I have a page that is dynamically generated using PHP and a MySQL database. The page displays information about an event, and lists the dates that event will run.

My database has the following relevant tables:

events - containing the event name, cost etc

venue - containing venue information

instance - containing the event_id, venue_id, the date the event at that venue will run, and the capacity for that instance.

registration - containing the instance_id, and attendee_id.
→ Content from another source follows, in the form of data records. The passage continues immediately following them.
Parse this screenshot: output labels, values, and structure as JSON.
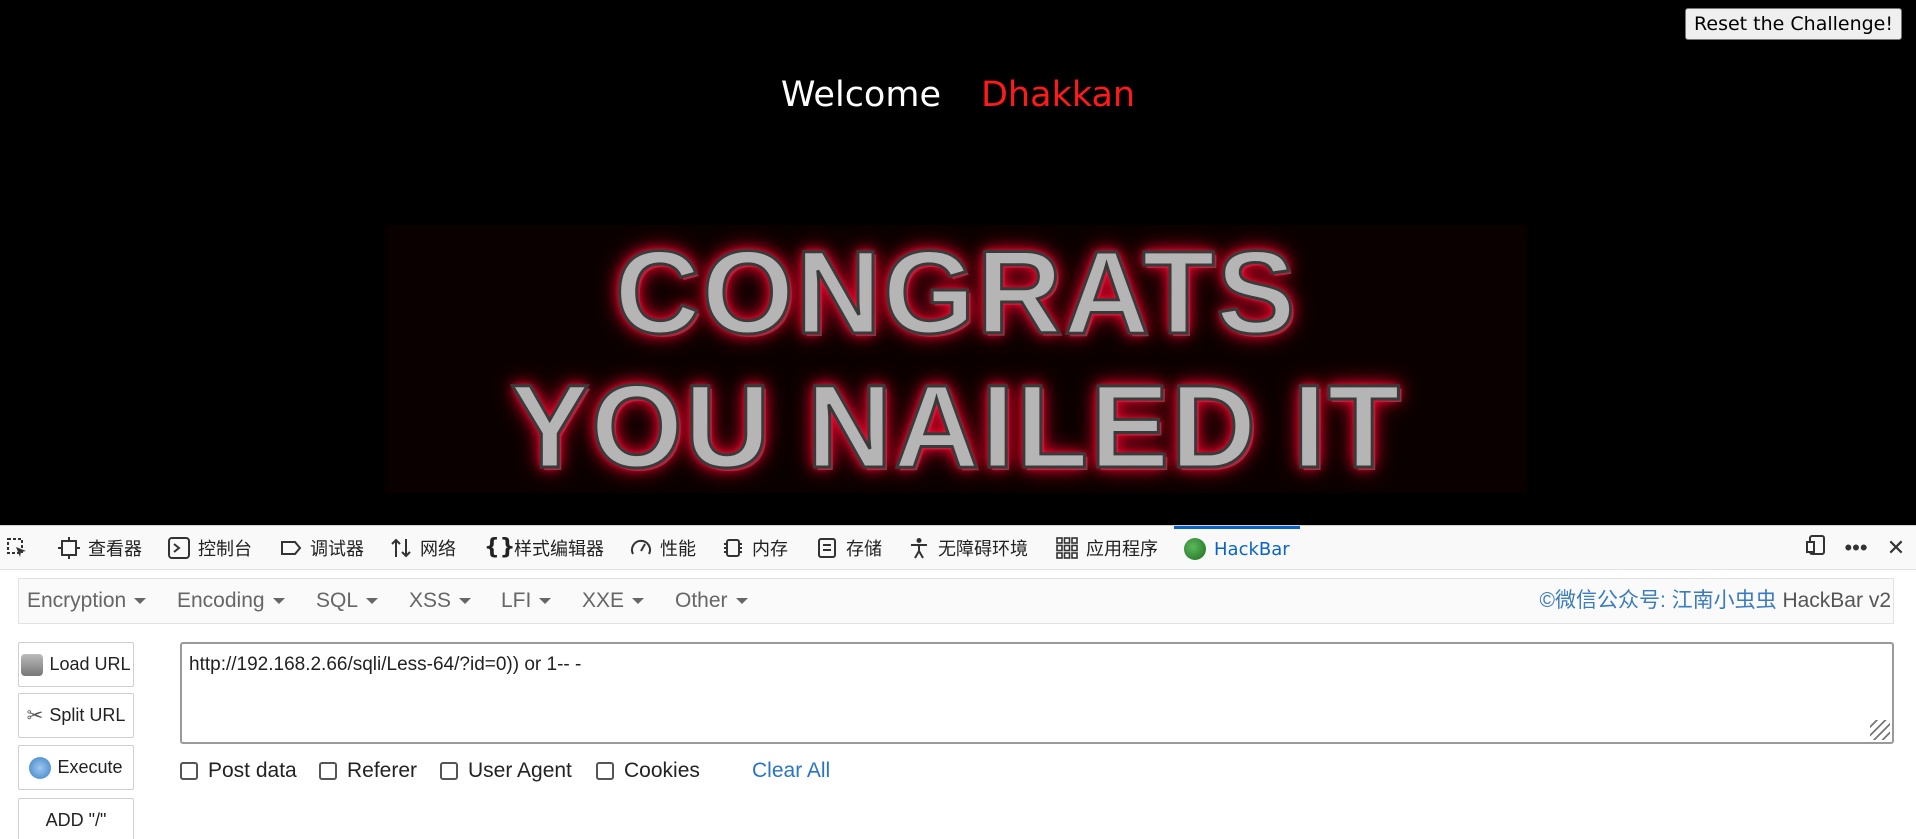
{
  "page": {
    "reset_button": "Reset the Challenge!",
    "welcome": "Welcome",
    "user_name": "Dhakkan",
    "banner_line1": "CONGRATS",
    "banner_line2": "YOU NAILED IT"
  },
  "devtools": {
    "tabs": [
      {
        "label": "查看器",
        "icon": "inspector-icon"
      },
      {
        "label": "控制台",
        "icon": "console-icon"
      },
      {
        "label": "调试器",
        "icon": "debugger-icon"
      },
      {
        "label": "网络",
        "icon": "network-icon"
      },
      {
        "label": "样式编辑器",
        "icon": "style-editor-icon"
      },
      {
        "label": "性能",
        "icon": "performance-icon"
      },
      {
        "label": "内存",
        "icon": "memory-icon"
      },
      {
        "label": "存储",
        "icon": "storage-icon"
      },
      {
        "label": "无障碍环境",
        "icon": "accessibility-icon"
      },
      {
        "label": "应用程序",
        "icon": "application-icon"
      },
      {
        "label": "HackBar",
        "icon": "hackbar-icon",
        "active": true
      }
    ],
    "active_color": "#0a64c8"
  },
  "hackbar": {
    "menu": [
      "Encryption",
      "Encoding",
      "SQL",
      "XSS",
      "LFI",
      "XXE",
      "Other"
    ],
    "brand_prefix": "©微信公众号: 江南小虫虫",
    "brand_suffix": " HackBar v2",
    "buttons": {
      "load_url": "Load URL",
      "split_url": "Split URL",
      "execute": "Execute",
      "add_slash": "ADD \"/\""
    },
    "url": "http://192.168.2.66/sqli/Less-64/?id=0)) or 1-- -",
    "options": {
      "post_data": "Post data",
      "referer": "Referer",
      "user_agent": "User Agent",
      "cookies": "Cookies"
    },
    "clear_all": "Clear All"
  }
}
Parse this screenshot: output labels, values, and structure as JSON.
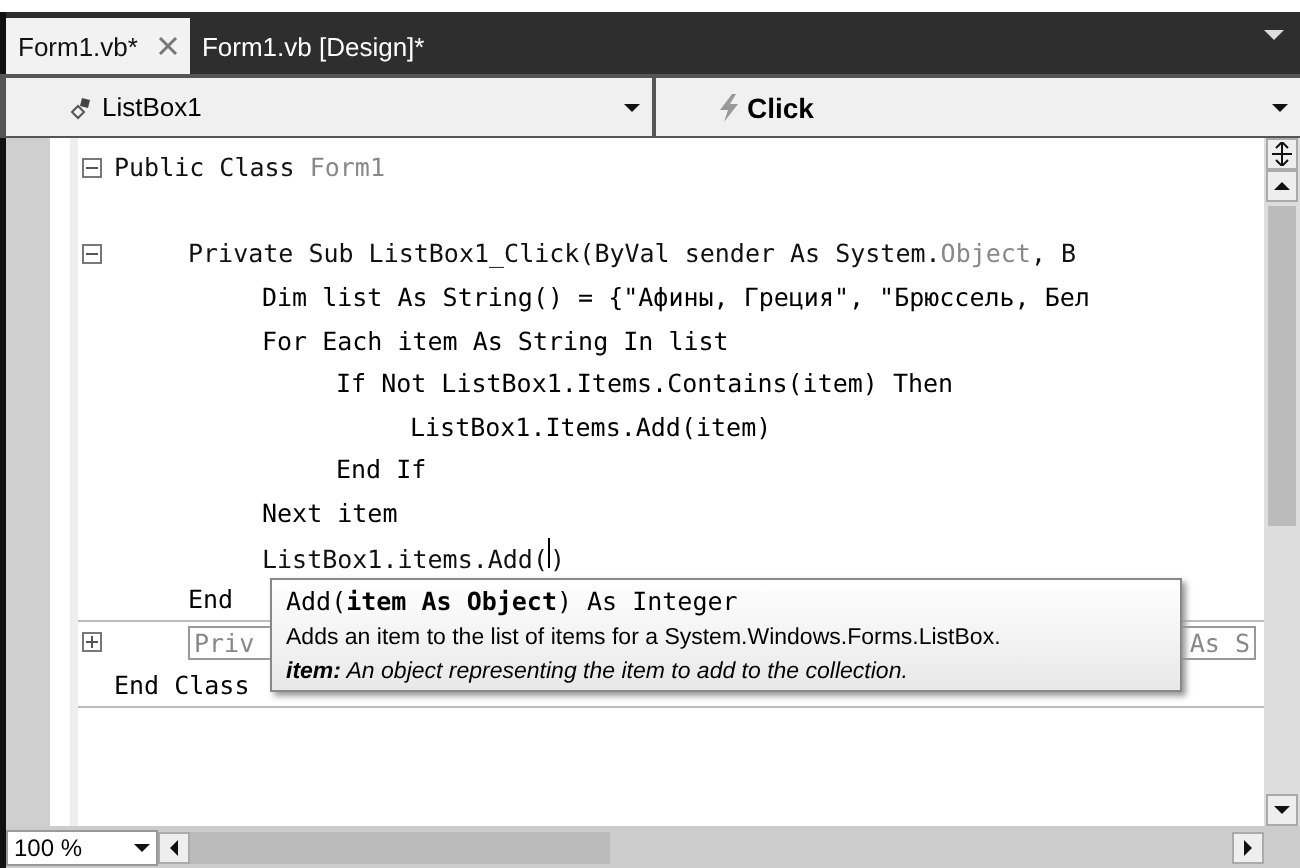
{
  "tabs": [
    {
      "label": "Form1.vb*",
      "selected": true,
      "closable": true
    },
    {
      "label": "Form1.vb [Design]*",
      "selected": false,
      "closable": false
    }
  ],
  "dropdowns": [
    {
      "kind": "object",
      "value": "ListBox1"
    },
    {
      "kind": "event",
      "value": "Click"
    }
  ],
  "code_lines": [
    {
      "collapsed": false,
      "segments": [
        {
          "text": "Public Class ",
          "kind": "plain"
        },
        {
          "text": "Form1",
          "kind": "type"
        }
      ],
      "children": [
        {
          "collapsed": false,
          "segments": [
            {
              "text": "Private Sub ListBox1_Click(ByVal sender As System.",
              "kind": "plain"
            },
            {
              "text": "Object",
              "kind": "type"
            },
            {
              "text": ", B",
              "kind": "plain"
            }
          ],
          "children": [
            {
              "text": "Dim list As String() = {\"Афины, Греция\", \"Брюссель, Бел"
            },
            {
              "text": "For Each item As String In list",
              "children": [
                {
                  "text": "If Not ListBox1.Items.Contains(item) Then",
                  "children": [
                    {
                      "text": "ListBox1.Items.Add(item)"
                    }
                  ]
                },
                {
                  "text": "End If"
                }
              ]
            },
            {
              "text": "Next item"
            },
            {
              "caret": true,
              "segments": [
                {
                  "text": "ListBox1.items.Add(",
                  "kind": "plain"
                },
                {
                  "text": ")",
                  "kind": "plain"
                }
              ]
            }
          ]
        },
        {
          "separator": true,
          "text": "End"
        },
        {
          "collapsed": true,
          "segments": [
            {
              "text": "Priv",
              "kind": "type"
            },
            {
              "text": "As S",
              "kind": "type"
            }
          ]
        }
      ]
    },
    {
      "separator": true,
      "text": "End Class"
    }
  ],
  "tooltip": {
    "signature": "Add(**item As Object**) As Integer",
    "description": "Adds an item to the list of items for a System.Windows.Forms.ListBox.",
    "param_name": "item:",
    "param_description": "An object representing the item to add to the collection."
  },
  "zoom": "100 %"
}
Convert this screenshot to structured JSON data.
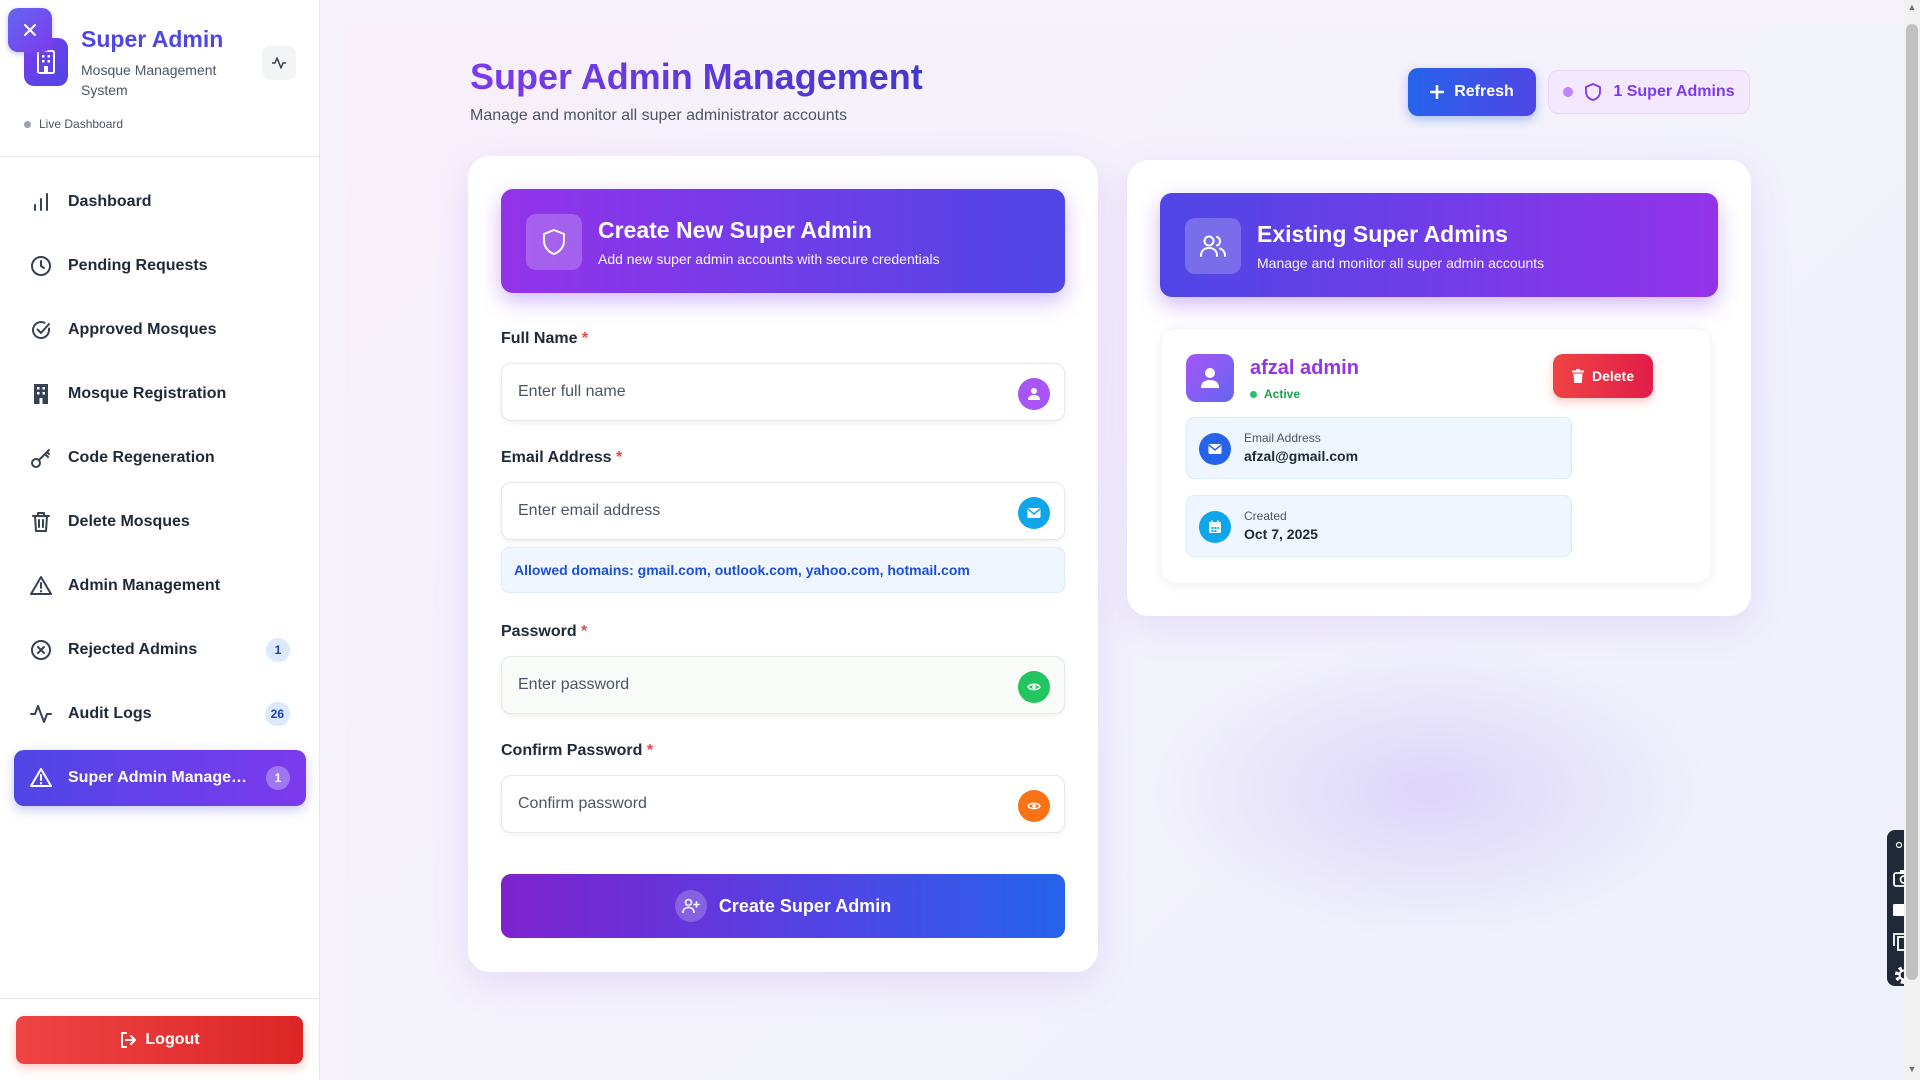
{
  "sidebar": {
    "close_icon": "close-icon",
    "brand_title": "Super Admin",
    "brand_subtitle": "Mosque Management System",
    "live_label": "Live Dashboard",
    "items": [
      {
        "label": "Dashboard",
        "icon": "bar-chart-icon",
        "badge": ""
      },
      {
        "label": "Pending Requests",
        "icon": "clock-icon",
        "badge": ""
      },
      {
        "label": "Approved Mosques",
        "icon": "check-circle-icon",
        "badge": ""
      },
      {
        "label": "Mosque Registration",
        "icon": "building-icon",
        "badge": ""
      },
      {
        "label": "Code Regeneration",
        "icon": "key-icon",
        "badge": ""
      },
      {
        "label": "Delete Mosques",
        "icon": "trash-icon",
        "badge": ""
      },
      {
        "label": "Admin Management",
        "icon": "warning-icon",
        "badge": ""
      },
      {
        "label": "Rejected Admins",
        "icon": "x-circle-icon",
        "badge": "1"
      },
      {
        "label": "Audit Logs",
        "icon": "activity-icon",
        "badge": "26"
      },
      {
        "label": "Super Admin Managem...",
        "icon": "warning-icon",
        "badge": "1"
      }
    ],
    "logout_label": "Logout"
  },
  "header": {
    "title": "Super Admin Management",
    "subtitle": "Manage and monitor all super administrator accounts",
    "refresh_label": "Refresh",
    "count_label": "1 Super Admins"
  },
  "create_form": {
    "title": "Create New Super Admin",
    "subtitle": "Add new super admin accounts with secure credentials",
    "full_name_label": "Full Name",
    "full_name_placeholder": "Enter full name",
    "email_label": "Email Address",
    "email_placeholder": "Enter email address",
    "domains_hint": "Allowed domains: gmail.com, outlook.com, yahoo.com, hotmail.com",
    "password_label": "Password",
    "password_placeholder": "Enter password",
    "confirm_label": "Confirm Password",
    "confirm_placeholder": "Confirm password",
    "required_mark": "*",
    "submit_label": "Create Super Admin"
  },
  "existing": {
    "title": "Existing Super Admins",
    "subtitle": "Manage and monitor all super admin accounts",
    "admins": [
      {
        "name": "afzal admin",
        "status": "Active",
        "delete_label": "Delete",
        "email_label": "Email Address",
        "email": "afzal@gmail.com",
        "created_label": "Created",
        "created": "Oct 7, 2025"
      }
    ]
  },
  "colors": {
    "primary": "#4f46e5",
    "accent": "#9333ea",
    "danger": "#ef4444",
    "success": "#22c55e"
  }
}
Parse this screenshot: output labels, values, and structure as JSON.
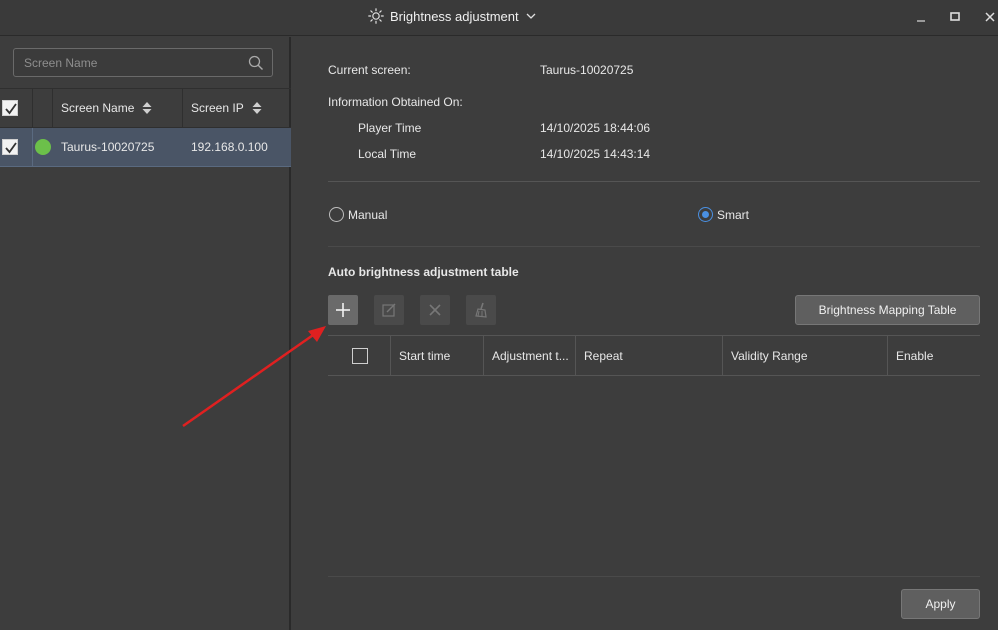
{
  "window": {
    "title": "Brightness adjustment",
    "minimize_glyph": "—",
    "maximize_glyph": "☐",
    "close_glyph": "✕"
  },
  "left_panel": {
    "search_placeholder": "Screen Name",
    "columns": [
      "Screen Name",
      "Screen IP"
    ],
    "rows": [
      {
        "name": "Taurus-10020725",
        "ip": "192.168.0.100",
        "status_color": "#6cc04a",
        "checked": true
      }
    ]
  },
  "info": {
    "current_screen_label": "Current screen:",
    "current_screen_value": "Taurus-10020725",
    "obtained_label": "Information Obtained On:",
    "player_time_label": "Player Time",
    "player_time_value": "14/10/2025 18:44:06",
    "local_time_label": "Local Time",
    "local_time_value": "14/10/2025 14:43:14"
  },
  "mode": {
    "manual_label": "Manual",
    "smart_label": "Smart",
    "selected": "Smart"
  },
  "auto_table": {
    "title": "Auto brightness adjustment table",
    "mapping_button": "Brightness Mapping Table",
    "columns": [
      "Start time",
      "Adjustment t...",
      "Repeat",
      "Validity Range",
      "Enable"
    ],
    "rows": []
  },
  "footer": {
    "apply_label": "Apply"
  },
  "colors": {
    "accent": "#4a90e2",
    "online": "#6cc04a",
    "annotation_arrow": "#e02020"
  }
}
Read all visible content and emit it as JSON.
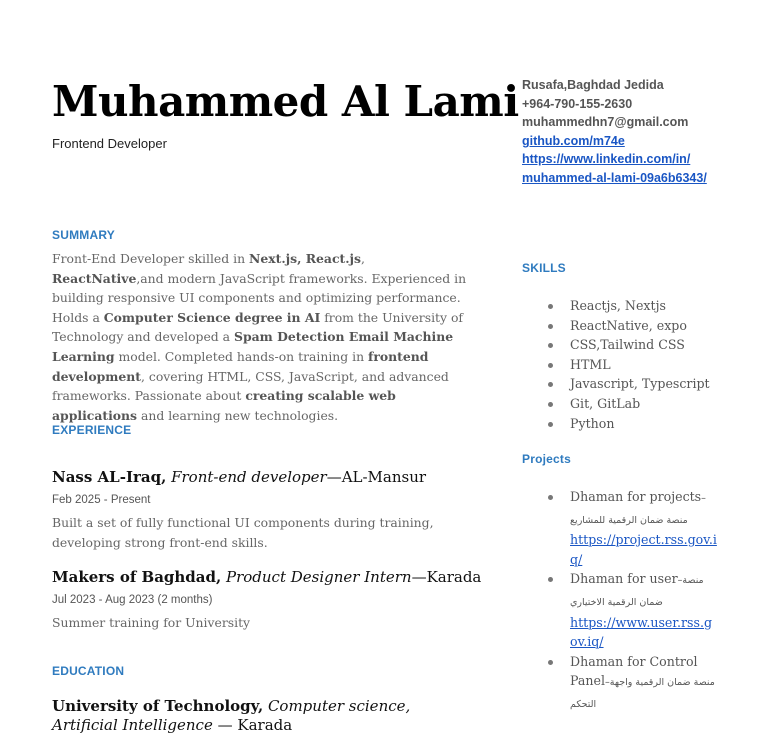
{
  "header": {
    "name": "Muhammed Al Lami",
    "role": "Frontend Developer"
  },
  "contact": {
    "address": "Rusafa,Baghdad Jedida",
    "phone": "+964-790-155-2630",
    "email": "muhammedhn7@gmail.com",
    "github": "github.com/m74e",
    "linkedin_line1": "https://www.linkedin.com/in/",
    "linkedin_line2": "muhammed-al-lami-09a6b6343/"
  },
  "summary": {
    "heading": "SUMMARY",
    "parts": {
      "p1": "Front-End Developer skilled in ",
      "b1": "Next.js, React.js",
      "p2": ", ",
      "b2": "ReactNative",
      "p3": ",and modern JavaScript frameworks. Experienced in building responsive UI components and optimizing performance. Holds a ",
      "b3": "Computer Science degree in AI",
      "p4": " from the University of Technology and developed a ",
      "b4": "Spam Detection Email Machine Learning",
      "p5": " model. Completed hands-on training in ",
      "b5": "frontend development",
      "p6": ", covering HTML, CSS, JavaScript, and advanced frameworks. Passionate about ",
      "b6": "creating scalable web applications",
      "p7": " and learning new technologies."
    }
  },
  "experience": {
    "heading": "EXPERIENCE",
    "jobs": [
      {
        "company": "Nass AL-Iraq,",
        "position": "Front-end developer",
        "location": "—AL-Mansur",
        "dates": "Feb 2025 - Present",
        "description": "Built a set of fully functional UI components during training, developing strong front-end skills."
      },
      {
        "company": "Makers of Baghdad,",
        "position": "Product Designer Intern",
        "location": "—Karada",
        "dates": "Jul 2023 - Aug 2023 (2 months)",
        "description": "Summer training for University"
      }
    ]
  },
  "education": {
    "heading": "EDUCATION",
    "school": "University of Technology,",
    "degree": "Computer science, Artificial Intelligence",
    "location": " — Karada"
  },
  "skills": {
    "heading": "SKILLS",
    "items": [
      "Reactjs, Nextjs",
      "ReactNative, expo",
      "CSS,Tailwind CSS",
      "HTML",
      "Javascript, Typescript",
      "Git, GitLab",
      "Python"
    ]
  },
  "projects": {
    "heading": "Projects",
    "items": [
      {
        "title": "Dhaman for projects",
        "arabic": "–منصة ضمان الرقمية للمشاريع",
        "link": "https://project.rss.gov.iq/"
      },
      {
        "title": "Dhaman for user",
        "arabic": "–منصة ضمان الرقمية الاختياري",
        "link": "https://www.user.rss.gov.iq/"
      },
      {
        "title": "Dhaman for Control Panel",
        "arabic": "–منصة ضمان الرقمية واجهة التحكم",
        "link": ""
      }
    ]
  },
  "colors": {
    "accent": "#2f7bbf",
    "link": "#1a56c4"
  }
}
To grab all the information to actually display the event information, I use the following code:

$eid = $_GET['event_id'];
        $q = "SELECT e.event_name, e.event_description, e.event_byline, e.event_benefit, e.event_cost, e.event_exam, e.event_resi, i.venue_id, i.instance_id, i.instance_cap, v.venue_name, DATE_FORMAT( i.instance_date,  '%M %D, %Y' ) AS DATE
        FROM events AS e
        INNER JOIN instance AS i ON e.event_id = i.event_id
        INNER JOIN venue AS v ON i.venue_id = v.venue_id
        WHERE e.event_id = $eid
        ORDER BY i.venue_id, i.instance_date";

        $cur_venue = 0;
        $r = @mysqli_query ($dbc,$q) or die(mysqli_error($dbc));
        $row = mysqli_fetch_array($r, MYSQLI_ASSOC);

Now, what I want to do is display a list, sorted by venue, of the instances for the relevant event, which I have done up to a point. However, what I also want to do is only display the instance if there is space left on that particular instance.

Since I know the capacity of each instance (from my instance_cap column), and I can COUNT the number of attendees registered to each instance, I figure I can do this thuswise:

do
{
    $list_instance = $row['instance_id'];

    $qRegs = "SELECT COUNT(delegate_id) AS regs FROM registration
    WHERE registration.instance_id = $list_instance";
    $rRegs = mysqli_query($dbc,$qRegs);
    $registrations = mysqli_fetch_object($rRegs);

    $capacity = $row['instance_cap'];

    $availability = $capacity - $registrations->regs;

    if ($availability > 0){ //if event has places available...
        if ($cur_venue != $row['venue_id']) //and if the current venue is not the same as the venue id
        {
            echo '<li id="'.$row['venue_name'].'">'
            $cur_venue = $row['venue_id']; 
            echo '<h4>'.$row['venue_name'].'</h4>';//display the venue name
        }
        echo '<a href="#">'.$row['DATE'].'</a>' //display the date for current instance
        echo '</li>';//close list tag
    }
} while ($row = mysqli_fetch_array($r, MYSQLI_ASSOC));';

The problem I have is that this misses out the first instance and skips straight to the second one. I understand that this is probably due to the fact that I have called mysqli_fetch_array twice, so how I can work it so that this doesn't happen?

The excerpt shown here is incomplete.